Tanti anni fa, quando i transistor, i mosfet e quant’altro non esistevano, la conoscenza e la capacità di progettare e costruire amplificatori a valvole aveva raggiunto vette eccezionali, soprattutto da parte di grandi aziende come Philips e Grundig ad esempio (ma ci metterei anche Marantz e McIntosh, naturalmente), tali che per un piccolo costruttore odierno sono ben difficili da raggiungere o superare.
Anche perché la disponibilità della componentistica adatta è molto minore e quindi operare scelte oculate è diventato molto più difficile.
In ogni caso, il fatto che la risposta in frequenza consegnata da un amplificatore ad una cassa acustica dipende dalla impedenza d’uscita dello stesso amplificatore e dall’impedenza della cassa è fuor di dubbio.
Come anche che più tale caratteristica dell’amplificatore aumenta di valore più le alterazioni della risposta crescono.
E, per finire, anche il fatto che la maggior parte degli amplificatori a valvole “moderni”, contrariamente agli stato solido, abbiano una impedenza d’uscita piuttosto alta (per non parlare degli OTL) non è discutibile.
Se a ciò aggiungiamo che in ambienti domestici non particolarmente piccoli, con casse di sensibilità media e registrazioni ad altissima dinamica (con fattore di cresta pari ad esempio a 25 dB), per poter ascoltare a livelli “Live” non è impossibile trovarsi nella necessità di dover usufruire di potenze superiori ai 500 watt, la maggior parte degli ampli a valvole hi-fi sarebbe tagliata fuori a priori.
Anche tenendo conto di un fattore 2 (3 dB) di incremento fittizio della potenza disponibile con un ampli a valvole per tener conto del più sopportabile modo di clippare e della autolimitazione della corrente erogata dipendente dalla maggiore impedenza d’uscita rispetto ad un buon ampli a stato solido, la potenza “a valvole” da installare raggiungerebbe comunque almeno i 250 watt RMS!
Molti audiofili, non essendo al corrente o non volendo prendere atto di queste problematiche tecniche, spesso pensano che una potenza di 20-40-80 watt sia ancora oggi più che sufficiente nella maggior parte dei casi.
Come lo era quando il fattore di cresta delle registrazioni commerciali era di 15 dB
Ma oggi la situazione è alquanto differente.
E usando ampli a stato solido di quella potenza richiedendo loro una potenza più alta, si ottiene di sentirne facilmente il raggiungimento dei limiti di erogazione di corrente, con eventuale intervento perfino delle protezioni…
Con un amplificatore a valvole caratterizzato da una impedenza d’uscita alta (basso fattore di smorzamento) si attua invece una limitazione automatica della massima corrente richiesta agli stadi finali (le valvole) dell’amplificatore e quindi il “clipping di corrente” non avviene.

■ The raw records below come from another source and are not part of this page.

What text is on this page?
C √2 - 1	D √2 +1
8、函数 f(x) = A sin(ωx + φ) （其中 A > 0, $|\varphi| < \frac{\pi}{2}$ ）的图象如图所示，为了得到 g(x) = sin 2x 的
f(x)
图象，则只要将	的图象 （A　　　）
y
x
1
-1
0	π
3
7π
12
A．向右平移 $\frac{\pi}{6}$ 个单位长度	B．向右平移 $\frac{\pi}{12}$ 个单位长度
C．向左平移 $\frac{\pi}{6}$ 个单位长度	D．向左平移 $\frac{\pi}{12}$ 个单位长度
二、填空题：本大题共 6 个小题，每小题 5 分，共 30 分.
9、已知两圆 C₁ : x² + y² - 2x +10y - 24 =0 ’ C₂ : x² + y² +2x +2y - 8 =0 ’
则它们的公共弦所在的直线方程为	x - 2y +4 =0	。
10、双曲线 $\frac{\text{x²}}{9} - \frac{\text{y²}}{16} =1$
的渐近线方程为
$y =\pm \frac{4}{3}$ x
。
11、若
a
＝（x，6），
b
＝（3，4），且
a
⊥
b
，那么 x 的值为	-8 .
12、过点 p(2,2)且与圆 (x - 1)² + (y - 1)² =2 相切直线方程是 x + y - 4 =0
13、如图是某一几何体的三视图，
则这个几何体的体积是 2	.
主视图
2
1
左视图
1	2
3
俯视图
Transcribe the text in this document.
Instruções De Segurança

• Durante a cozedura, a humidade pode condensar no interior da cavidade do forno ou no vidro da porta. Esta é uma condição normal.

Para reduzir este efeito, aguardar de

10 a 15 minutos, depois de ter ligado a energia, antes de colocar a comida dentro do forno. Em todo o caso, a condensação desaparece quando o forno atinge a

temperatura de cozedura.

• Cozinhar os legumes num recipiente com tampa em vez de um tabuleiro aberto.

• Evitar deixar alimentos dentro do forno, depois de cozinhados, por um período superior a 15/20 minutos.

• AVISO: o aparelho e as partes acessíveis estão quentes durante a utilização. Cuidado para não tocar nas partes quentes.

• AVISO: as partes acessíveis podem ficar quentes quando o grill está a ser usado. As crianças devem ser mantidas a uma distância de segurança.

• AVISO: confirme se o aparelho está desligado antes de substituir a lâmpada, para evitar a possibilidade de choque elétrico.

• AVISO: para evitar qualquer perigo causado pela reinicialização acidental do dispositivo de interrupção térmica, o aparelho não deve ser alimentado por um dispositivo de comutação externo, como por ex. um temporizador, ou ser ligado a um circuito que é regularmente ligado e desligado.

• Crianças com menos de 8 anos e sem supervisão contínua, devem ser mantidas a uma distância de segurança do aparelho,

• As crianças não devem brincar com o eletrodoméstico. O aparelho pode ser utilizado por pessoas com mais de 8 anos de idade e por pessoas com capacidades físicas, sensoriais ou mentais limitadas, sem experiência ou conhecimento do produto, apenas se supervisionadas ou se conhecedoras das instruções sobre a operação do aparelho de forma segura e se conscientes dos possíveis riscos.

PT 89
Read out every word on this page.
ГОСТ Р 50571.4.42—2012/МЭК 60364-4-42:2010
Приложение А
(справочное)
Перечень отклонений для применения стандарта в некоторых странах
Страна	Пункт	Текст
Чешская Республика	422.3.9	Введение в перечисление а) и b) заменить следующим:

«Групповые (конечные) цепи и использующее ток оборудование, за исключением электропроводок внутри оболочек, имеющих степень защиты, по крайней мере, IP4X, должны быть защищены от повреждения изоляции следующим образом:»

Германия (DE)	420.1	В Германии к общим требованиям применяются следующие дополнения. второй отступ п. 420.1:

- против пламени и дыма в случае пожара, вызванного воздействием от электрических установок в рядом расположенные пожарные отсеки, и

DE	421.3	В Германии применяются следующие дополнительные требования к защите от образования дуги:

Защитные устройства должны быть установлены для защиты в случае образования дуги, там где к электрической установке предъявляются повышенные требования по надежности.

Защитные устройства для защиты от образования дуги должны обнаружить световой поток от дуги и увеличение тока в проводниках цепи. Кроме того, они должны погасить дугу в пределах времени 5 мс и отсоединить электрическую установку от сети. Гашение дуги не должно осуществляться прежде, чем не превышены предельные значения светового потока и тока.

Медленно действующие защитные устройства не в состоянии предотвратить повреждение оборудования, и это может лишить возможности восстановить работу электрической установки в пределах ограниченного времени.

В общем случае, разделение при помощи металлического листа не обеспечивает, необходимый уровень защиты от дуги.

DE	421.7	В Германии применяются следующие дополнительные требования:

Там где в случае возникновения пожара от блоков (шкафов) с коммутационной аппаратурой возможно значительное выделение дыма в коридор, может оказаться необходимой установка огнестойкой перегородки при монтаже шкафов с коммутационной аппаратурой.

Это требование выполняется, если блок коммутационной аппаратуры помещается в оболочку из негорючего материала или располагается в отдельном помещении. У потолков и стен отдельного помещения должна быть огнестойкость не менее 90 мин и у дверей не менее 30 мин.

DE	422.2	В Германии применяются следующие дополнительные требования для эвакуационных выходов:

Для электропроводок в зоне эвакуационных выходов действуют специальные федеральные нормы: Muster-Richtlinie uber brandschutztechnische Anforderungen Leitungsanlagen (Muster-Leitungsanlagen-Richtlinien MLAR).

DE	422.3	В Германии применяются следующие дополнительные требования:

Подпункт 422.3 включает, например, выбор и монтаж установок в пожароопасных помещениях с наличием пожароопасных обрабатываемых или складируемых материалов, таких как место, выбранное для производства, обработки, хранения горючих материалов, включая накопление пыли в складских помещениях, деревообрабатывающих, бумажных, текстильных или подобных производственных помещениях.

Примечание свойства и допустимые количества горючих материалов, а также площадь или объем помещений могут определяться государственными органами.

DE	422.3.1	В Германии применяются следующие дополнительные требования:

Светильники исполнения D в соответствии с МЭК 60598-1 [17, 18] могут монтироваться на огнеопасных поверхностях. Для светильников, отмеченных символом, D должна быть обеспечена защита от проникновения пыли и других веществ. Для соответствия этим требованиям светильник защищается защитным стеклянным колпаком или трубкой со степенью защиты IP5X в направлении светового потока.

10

Avvengono peraltro sia una forte compressione della dinamica che una altrettanto forte alterazione della risposta in frequenza (vedi anche l’articolo Mito e realtà dei cavi di collegamento nei sistemi hi-fi).
Mentre per quanto riguarda la prima pare che per molti si tratti di cosa poco avvertibile, la seconda viene spesso utilizzata (sbagliando) per attribuire agli amplificatori caratteristiche timbriche tali da poterli selezionare e consigliare come se fossero in grado di curare eventuali problemi timbrici dei vari impianti, dipendenti essenzialmente dai diffusori e dalla loro interazione con l’ambiente.